Article from: www.thenewspaper.com/news/29/2951.asp
11/5/2009California Toll Road Refunds Excessive Penalties
Orange County, California toll roads forgive excessive toll violation fines in $42 million settlement.
California motorists hit with massive fines for minor, alleged toll infractions won a settlement last month from the Orange County Transportation Agency (OCTA) and Transportation Corridor Agency (TCA). The toll road operating entities agreed to pay $1.4 million in restitution and waive $41 million in unpaid toll penalties after a lawsuit alleged the fines were "excessive" and that the denial of due process to the accused was "unconstitutional."
Over a dozen motorists sued in 2007 claiming that fines of up to $123,000 for skipping tolls were outrageous. In several cases, such as that of Stephanie and Brian Young, the violations were inadvertent. The couple racked up $580 in unpaid tolls in 2003 after the credit card linked to their toll transponder account expired. For this mistake, OCTA demanded that they pay $53,550 in fines. Similarly, Maria and Pablo Gonzalez allegedly failed to pay $60.14 in tolls and were billed $78,780.
Under the settlement agreement, motorists who received a toll evasion penalty between January 1, 2003 and October 5, 2009 may be eligible for a share of the $1.4 million restitution payment and a 29 percent discount any unpaid toll penalties.

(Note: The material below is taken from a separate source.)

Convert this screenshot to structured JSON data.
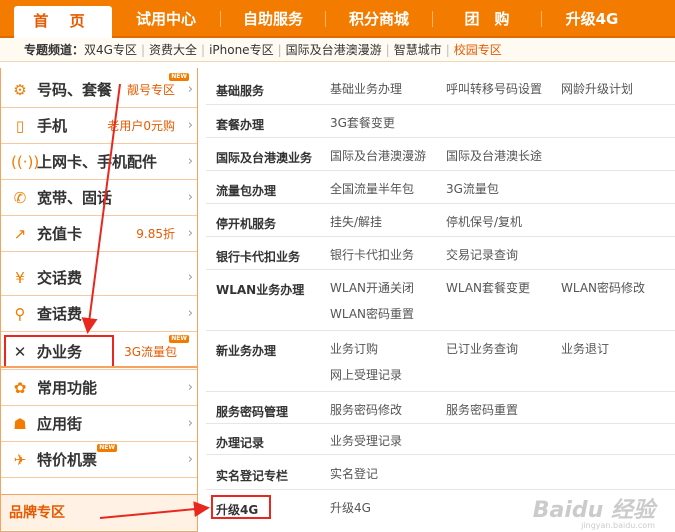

The agencies also agreed to make a number of procedural changes designed to prevent future problems.
E-mail will be used to notify toll road users of problems such as low account balances and a thirty-day notice will be given before an account suspension. The agencies promise to keep accurate records. Notice of an alleged toll violation must be mailed within ten days. Alleged toll road violations will be subject to hearings that will now be conducted in a fair manner.
"The independent administrative hearing officer retained by OCTA and TCA to conduct administrative reviews will be advised that he/she should consider any fact which may tend to show that the violation was inadvertent; that the violation was the result of an innocent mistake; that multiple violations all arose from a single inadvertent cause, such as a lost, stolen, expired credit or debit or other payment card, or bank account that was canceled by the customer; that under all circumstances, the penalties imposed will cause an undue hardship for the person requesting the review; or any other circumstance which may bear on the culpability of the person seeking review or the cumulative amount of the penalties imposed," the settlement states.
Additional details regarding the settlement may be found in a 150k PDF file at the source link below. Correction: OCTA and TCA in a statement denied that any of its actions violated the law.